Apparently (in a scene whose description irresistably brings to mind the denoument of Butch Cassidy & the Sundance Kid -- please pardon my semi-relevant synapses) Rugama and two others held off an entire batallion of armed regulars, including tanks and cannons, for quite a long while before they were finally killed.

His death profoundly affected an entire generation of Nicaraguan writers.

At least one talented contemporary -- Franklin Caldera (who has written some words of praise for the jacket of our upcoming bilingual edition, translated by yours truly) -- writes in a highly engaging account that he was so affected by Rugama's death that he stopped writing poetry for 30 years out of the feeling that as he himself didn't have the courage to die for his convictions as his friend had, he would always be unworthy to be a poet.

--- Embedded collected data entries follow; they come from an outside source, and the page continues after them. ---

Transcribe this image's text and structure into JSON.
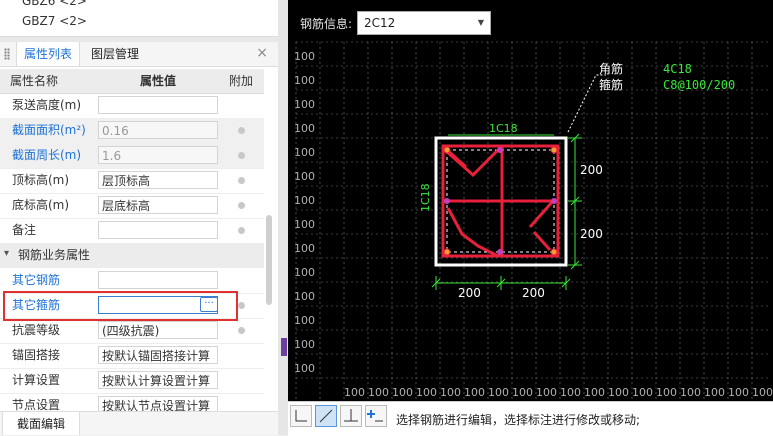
{
  "tree": {
    "item1": "GBZ6 <2>",
    "item2": "GBZ7 <2>"
  },
  "tabs": {
    "properties": "属性列表",
    "layers": "图层管理",
    "close": "×"
  },
  "table_header": {
    "name": "属性名称",
    "value": "属性值",
    "extra": "附加"
  },
  "rows": [
    {
      "label": "泵送高度(m)",
      "value": ""
    },
    {
      "label": "截面面积(m²)",
      "value": "0.16"
    },
    {
      "label": "截面周长(m)",
      "value": "1.6"
    },
    {
      "label": "顶标高(m)",
      "value": "层顶标高"
    },
    {
      "label": "底标高(m)",
      "value": "层底标高"
    },
    {
      "label": "备注",
      "value": ""
    }
  ],
  "group": {
    "label": "钢筋业务属性",
    "toggle": "▾"
  },
  "rows2": [
    {
      "label": "其它钢筋",
      "value": ""
    },
    {
      "label": "其它箍筋",
      "value": "",
      "button": "···"
    },
    {
      "label": "抗震等级",
      "value": "(四级抗震)"
    },
    {
      "label": "锚固搭接",
      "value": "按默认锚固搭接计算"
    },
    {
      "label": "计算设置",
      "value": "按默认计算设置计算"
    },
    {
      "label": "节点设置",
      "value": "按默认节点设置计算"
    }
  ],
  "bottom_tab": "截面编辑",
  "canvas": {
    "info_label": "钢筋信息:",
    "info_value": "2C12",
    "grid_label": "100",
    "corner_label": "角筋",
    "corner_value": "4C18",
    "stirrup_label": "箍筋",
    "stirrup_value": "C8@100/200",
    "top_rebar": "1C18",
    "side_rebar": "1C18",
    "dim_right_top": "200",
    "dim_right_bottom": "200",
    "dim_bottom_left": "200",
    "dim_bottom_right": "200"
  },
  "toolbar": {
    "status": "选择钢筋进行编辑，选择标注进行修改或移动;",
    "tool_icons": [
      "corner-line-icon",
      "diagonal-line-icon",
      "baseline-icon",
      "add-point-icon"
    ]
  },
  "colors": {
    "rebar": "#e8213a",
    "dimension": "#39e639",
    "grid": "#7a7a7a",
    "accent": "#1e73d6",
    "highlight": "#e03030"
  }
}
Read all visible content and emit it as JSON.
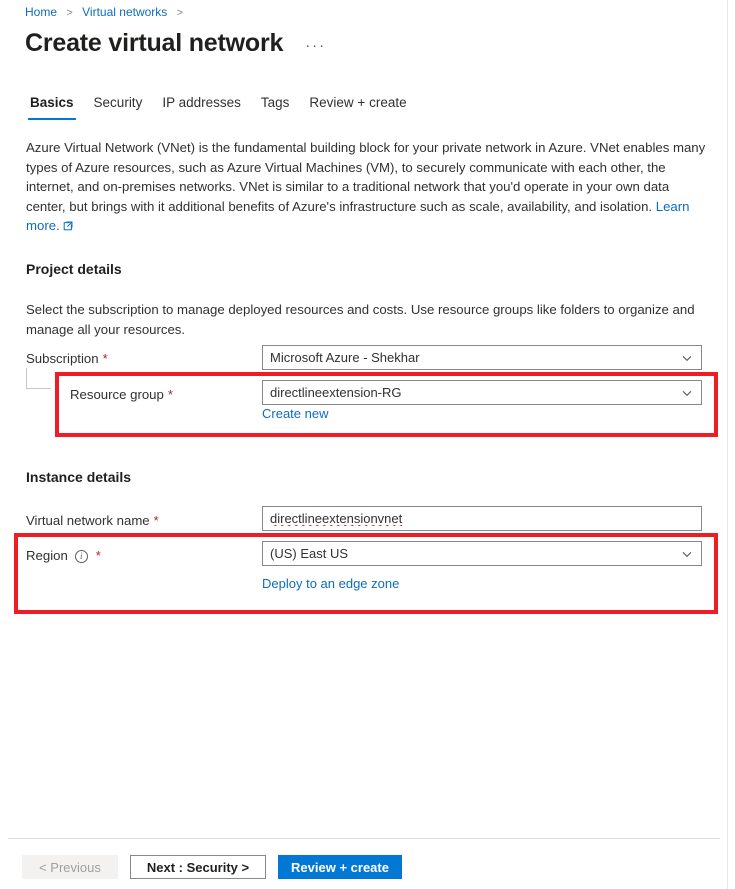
{
  "breadcrumb": {
    "items": [
      {
        "label": "Home"
      },
      {
        "label": "Virtual networks"
      }
    ],
    "separator": ">"
  },
  "header": {
    "title": "Create virtual network",
    "more_menu": "···"
  },
  "tabs": [
    {
      "label": "Basics",
      "active": true
    },
    {
      "label": "Security",
      "active": false
    },
    {
      "label": "IP addresses",
      "active": false
    },
    {
      "label": "Tags",
      "active": false
    },
    {
      "label": "Review + create",
      "active": false
    }
  ],
  "description": {
    "text": "Azure Virtual Network (VNet) is the fundamental building block for your private network in Azure. VNet enables many types of Azure resources, such as Azure Virtual Machines (VM), to securely communicate with each other, the internet, and on-premises networks. VNet is similar to a traditional network that you'd operate in your own data center, but brings with it additional benefits of Azure's infrastructure such as scale, availability, and isolation. ",
    "link_label": "Learn more."
  },
  "project_details": {
    "heading": "Project details",
    "subtext": "Select the subscription to manage deployed resources and costs. Use resource groups like folders to organize and manage all your resources.",
    "subscription": {
      "label": "Subscription",
      "required": "*",
      "value": "Microsoft Azure - Shekhar"
    },
    "resource_group": {
      "label": "Resource group",
      "required": "*",
      "value": "directlineextension-RG",
      "create_new_label": "Create new"
    }
  },
  "instance_details": {
    "heading": "Instance details",
    "vnet_name": {
      "label": "Virtual network name",
      "required": "*",
      "value": "directlineextensionvnet"
    },
    "region": {
      "label": "Region",
      "required": "*",
      "value": "(US) East US",
      "edge_zone_label": "Deploy to an edge zone"
    }
  },
  "footer": {
    "previous_label": "< Previous",
    "next_label": "Next : Security >",
    "review_label": "Review + create"
  },
  "colors": {
    "accent": "#0078d4",
    "link": "#0f6cbd",
    "annotation": "#ee1c25",
    "required": "#a4262c"
  }
}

Francisco Santos, also a personal friend, responded with the elegy above.

Looking up Rugama on the net, I discovered he was indeed quite a poet. A bilingual edition of his work can be found here. Quite a few poems of his can be found here.

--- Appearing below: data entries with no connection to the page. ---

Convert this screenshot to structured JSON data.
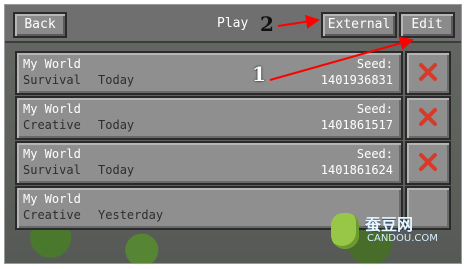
{
  "topbar": {
    "back_label": "Back",
    "play_label": "Play",
    "external_label": "External",
    "edit_label": "Edit"
  },
  "worlds": [
    {
      "name": "My World",
      "mode": "Survival",
      "date": "Today",
      "seed_label": "Seed:",
      "seed": "1401936831"
    },
    {
      "name": "My World",
      "mode": "Creative",
      "date": "Today",
      "seed_label": "Seed:",
      "seed": "1401861517"
    },
    {
      "name": "My World",
      "mode": "Survival",
      "date": "Today",
      "seed_label": "Seed:",
      "seed": "1401861624"
    },
    {
      "name": "My World",
      "mode": "Creative",
      "date": "Yesterday",
      "seed_label": "",
      "seed": ""
    }
  ],
  "annotations": {
    "label_1": "1",
    "label_2": "2"
  },
  "watermark": {
    "cn": "蚕豆网",
    "en": "CANDOU.COM"
  },
  "colors": {
    "panel": "#8f8f8f",
    "border": "#2a2a2a",
    "delete_x": "#d83a2a",
    "annotation_arrow": "#ff0000"
  },
  "icons": {
    "delete": "x-mark-icon"
  }
}
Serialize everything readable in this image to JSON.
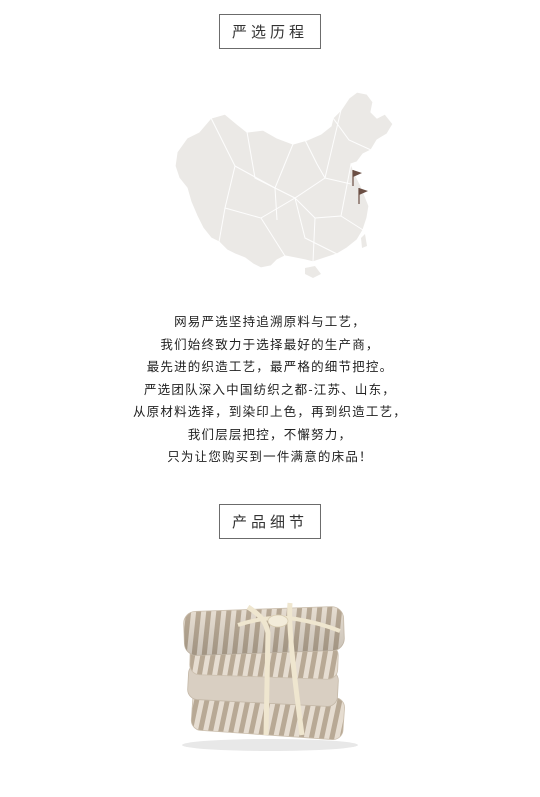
{
  "sections": {
    "history_title": "严选历程",
    "details_title": "产品细节"
  },
  "story": {
    "lines": [
      "网易严选坚持追溯原料与工艺，",
      "我们始终致力于选择最好的生产商，",
      "最先进的织造工艺，最严格的细节把控。",
      "严选团队深入中国纺织之都-江苏、山东，",
      "从原材料选择，到染印上色，再到织造工艺，",
      "我们层层把控，不懈努力，",
      "只为让您购买到一件满意的床品！"
    ]
  },
  "map": {
    "fill_color": "#ebe9e6",
    "border_color": "#ffffff",
    "flag_color": "#6b4f44"
  },
  "product": {
    "icon": "folded-striped-bedding",
    "stripe_color": "#b8a995",
    "base_color": "#d9cfc2",
    "ribbon_color": "#efe6cf"
  }
}
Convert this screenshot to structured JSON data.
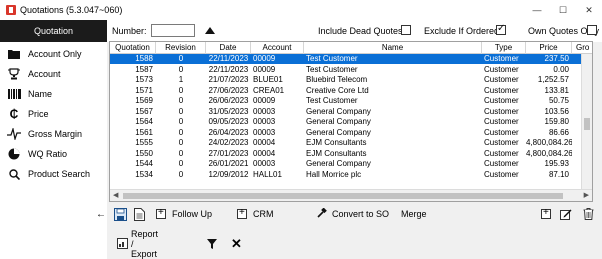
{
  "window": {
    "title": "Quotations (5.3.047~060)",
    "controls": {
      "minimize": "—",
      "maximize": "☐",
      "close": "✕"
    }
  },
  "sidebar": {
    "items": [
      {
        "label": "Quotation",
        "icon": "none",
        "active": true
      },
      {
        "label": "Account Only",
        "icon": "folder-icon"
      },
      {
        "label": "Account",
        "icon": "trophy-icon"
      },
      {
        "label": "Name",
        "icon": "barcode-icon"
      },
      {
        "label": "Price",
        "icon": "pound-icon"
      },
      {
        "label": "Gross Margin",
        "icon": "pulse-icon"
      },
      {
        "label": "WQ Ratio",
        "icon": "pie-chart-icon"
      },
      {
        "label": "Product Search",
        "icon": "search-icon"
      }
    ]
  },
  "filters": {
    "number_label": "Number:",
    "number_value": "",
    "include_dead_label": "Include Dead Quotes",
    "include_dead_checked": false,
    "exclude_ordered_label": "Exclude If Ordered",
    "exclude_ordered_checked": true,
    "own_only_label": "Own Quotes Only",
    "own_only_checked": false
  },
  "table": {
    "columns": [
      "Quotation",
      "Revision",
      "Date",
      "Account",
      "Name",
      "Type",
      "Price",
      "Gro"
    ],
    "rows": [
      {
        "quotation": "1588",
        "revision": "0",
        "date": "22/11/2023",
        "account": "00009",
        "name": "Test Customer",
        "type": "Customer",
        "price": "237.50",
        "selected": true
      },
      {
        "quotation": "1587",
        "revision": "0",
        "date": "22/11/2023",
        "account": "00009",
        "name": "Test Customer",
        "type": "Customer",
        "price": "0.00"
      },
      {
        "quotation": "1573",
        "revision": "1",
        "date": "21/07/2023",
        "account": "BLUE01",
        "name": "Bluebird Telecom",
        "type": "Customer",
        "price": "1,252.57"
      },
      {
        "quotation": "1571",
        "revision": "0",
        "date": "27/06/2023",
        "account": "CREA01",
        "name": "Creative Core Ltd",
        "type": "Customer",
        "price": "133.81"
      },
      {
        "quotation": "1569",
        "revision": "0",
        "date": "26/06/2023",
        "account": "00009",
        "name": "Test Customer",
        "type": "Customer",
        "price": "50.75"
      },
      {
        "quotation": "1567",
        "revision": "0",
        "date": "31/05/2023",
        "account": "00003",
        "name": "General Company",
        "type": "Customer",
        "price": "103.56"
      },
      {
        "quotation": "1564",
        "revision": "0",
        "date": "09/05/2023",
        "account": "00003",
        "name": "General Company",
        "type": "Customer",
        "price": "159.80"
      },
      {
        "quotation": "1561",
        "revision": "0",
        "date": "26/04/2023",
        "account": "00003",
        "name": "General Company",
        "type": "Customer",
        "price": "86.66"
      },
      {
        "quotation": "1555",
        "revision": "0",
        "date": "24/02/2023",
        "account": "00004",
        "name": "EJM Consultants",
        "type": "Customer",
        "price": "4,800,084.26"
      },
      {
        "quotation": "1550",
        "revision": "0",
        "date": "27/01/2023",
        "account": "00004",
        "name": "EJM Consultants",
        "type": "Customer",
        "price": "4,800,084.26"
      },
      {
        "quotation": "1544",
        "revision": "0",
        "date": "26/01/2021",
        "account": "00003",
        "name": "General Company",
        "type": "Customer",
        "price": "195.93"
      },
      {
        "quotation": "1534",
        "revision": "0",
        "date": "12/09/2012",
        "account": "HALL01",
        "name": "Hall Morrice plc",
        "type": "Customer",
        "price": "87.10"
      }
    ]
  },
  "toolbar": {
    "follow_up": "Follow Up",
    "crm": "CRM",
    "convert_to_so": "Convert to SO",
    "merge": "Merge",
    "report_export": "Report / Export"
  },
  "colors": {
    "selection": "#0a6fd6",
    "sidebar_active": "#1b1b1b"
  }
}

Below is a translation I just did of perhaps his most famous poem. Well, actually, it's a "composite" translation, because in researching what follows I came across at another translation of the same poem on the net, and as mine was still a bit rough in spots, I adopted a few nice turns of phrase (particularly the ringing final phrase) from that one.

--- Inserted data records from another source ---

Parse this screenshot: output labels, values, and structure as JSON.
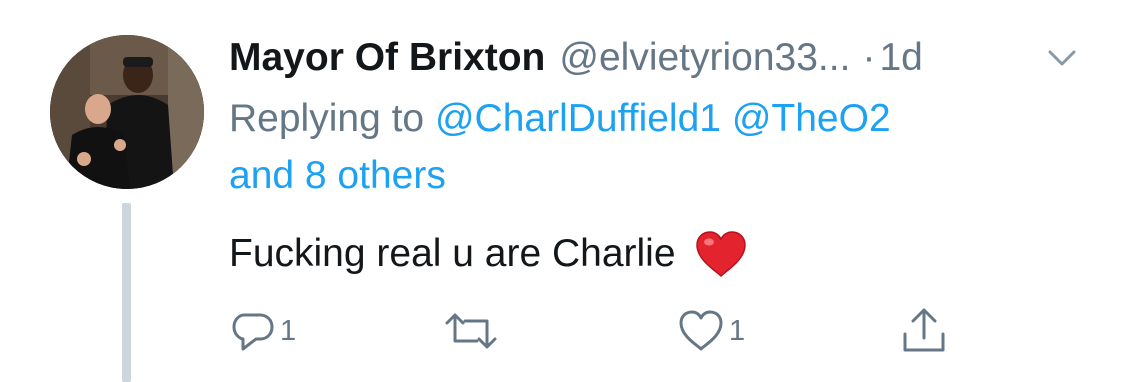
{
  "tweet": {
    "author_name": "Mayor Of Brixton",
    "author_handle": "@elvietyrion33...",
    "separator": "·",
    "timestamp": "1d",
    "replying_prefix": "Replying to",
    "replying_mentions": [
      "@CharlDuffield1",
      "@TheO2"
    ],
    "replying_others": "and 8 others",
    "text": "Fucking real u are Charlie",
    "emoji": "red-heart-emoji"
  },
  "actions": {
    "reply": {
      "icon": "reply-icon",
      "count": "1"
    },
    "retweet": {
      "icon": "retweet-icon",
      "count": ""
    },
    "like": {
      "icon": "heart-icon",
      "count": "1"
    },
    "share": {
      "icon": "share-icon",
      "count": ""
    }
  },
  "colors": {
    "link": "#1da1f2",
    "secondary_text": "#657786",
    "primary_text": "#14171a",
    "thread_line": "#ccd6dd",
    "heart": "#e0245e"
  }
}
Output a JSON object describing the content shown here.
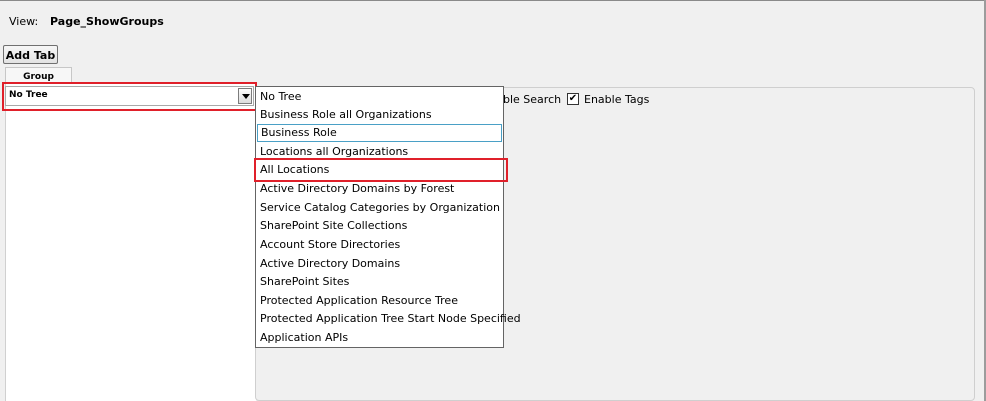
{
  "header": {
    "view_label": "View:",
    "view_value": "Page_ShowGroups"
  },
  "toolbar": {
    "add_tab_label": "Add Tab"
  },
  "tabs": [
    {
      "label": "Group"
    }
  ],
  "tree_select": {
    "selected_value": "No Tree",
    "options": [
      "No Tree",
      "Business Role all Organizations",
      "Business Role",
      "Locations all Organizations",
      "All Locations",
      "Active Directory Domains by Forest",
      "Service Catalog Categories by Organization",
      "SharePoint Site Collections",
      "Account Store Directories",
      "Active Directory Domains",
      "SharePoint Sites",
      "Protected Application Resource Tree",
      "Protected Application Tree Start Node Specified",
      "Application APIs"
    ],
    "focused_option": "Business Role",
    "highlighted_option": "All Locations"
  },
  "options_panel": {
    "enable_search_label": "ble Search",
    "enable_tags_label": "Enable Tags",
    "enable_tags_checked": true
  },
  "colors": {
    "highlight_border": "#e0202a",
    "focus_border": "#4aa0c6"
  }
}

A fact that is worth knowing before reading the poem: Acahualinca is the Nahua name of the area of present-day Managua. In the lower class barrio that bears that name (where Francisco's parents now live, incidentally), near Lago de managua (Lake Managua, also known by its Nahua name, Lago Xolotlan), anthropologists found a lengthy track of deep, perfectly preserved human footprints all going in one direction, towards the lake. The prints, buried under layers of hardened lava, have been dated at six thousand years old. Part of the excavation is on display -- a mysterious, peculiarly awe-inspiring site, if only because it is so old... I've seen it, and you can see pictures of it and a good account of it here. A number of Nicaraguan poets have written about it, and perhaps some day I will too. Anthropologists speculated for the longest time that the footprints were made by people fleeing a volcanic eruption. That's what it looks like to the casual eye. Now, though, it is known that they were simply walking.

Clearly, though, "the people of Acahualinca" are an extinct people -- but their blood flows in the veins of any Mestizo or native person from Nicaragua today.

Anyway, here goes. I hope I (rather, we) managed evoke at least some of the spellbinding qualities in the original.

THE EARTH IS A SATELLITE OF THE MOON
Leonel Rugama

Apollo 2 cost more than Apollo 1
and Apollo 1 cost a lot.

Apollo 3 cost more than Apollo 2
Apollo 2 cost more than Apollo 1
and Apollo 1 cost a lot.

Apollo 4 cost more than Apollo 3
Apollo 3 cost more than Apollo 2
Apollo 2 cost more than Apollo 1
and Apollo 1 cost a lot.

Apollo 8 cost an enormous sum, but no one minded
as the astronauts were Protestant
and from the Moon they read the Bible
to the joy and amazement of all Christians.
On their return Pope Paul VI gave them his blessing.

Apollo 9 cost more than all these put together,
including Apollo 1, which cost a lot.
The great-grandparents of the people of Acahualinca were
less hungry

than the grandparents.

The great-grandparents died of hunger.
The grandparents of the people of Acahualinca were less hungry
than the parents.
The grandparents died of hunger.
The parents of the people of Acahualinca were less hungry
than their children.
The parents died of hunger.
The children of the people of Acahualinca will not be born
because of hunger,

and they hunger to be born, only to die of hunger.

Blessed are the poor, for they shall inherit the Moon.



-- From Out of the Woodwork, April 13, 2005

3 Comments:

Blogger A. J. Patrick Liszkiewicz said...

I feel a bit like the top of my head has been taken off. ; )

Thanks for sharing this, Brian.

12:30 PM  
Blogger Pris said...

I'm still reeling. When a poem does that to me, I have nothing sensible to say except thanks for posting this!

1:08 PM  
Blogger C said...

What an impact. Stopped writing for 30 years.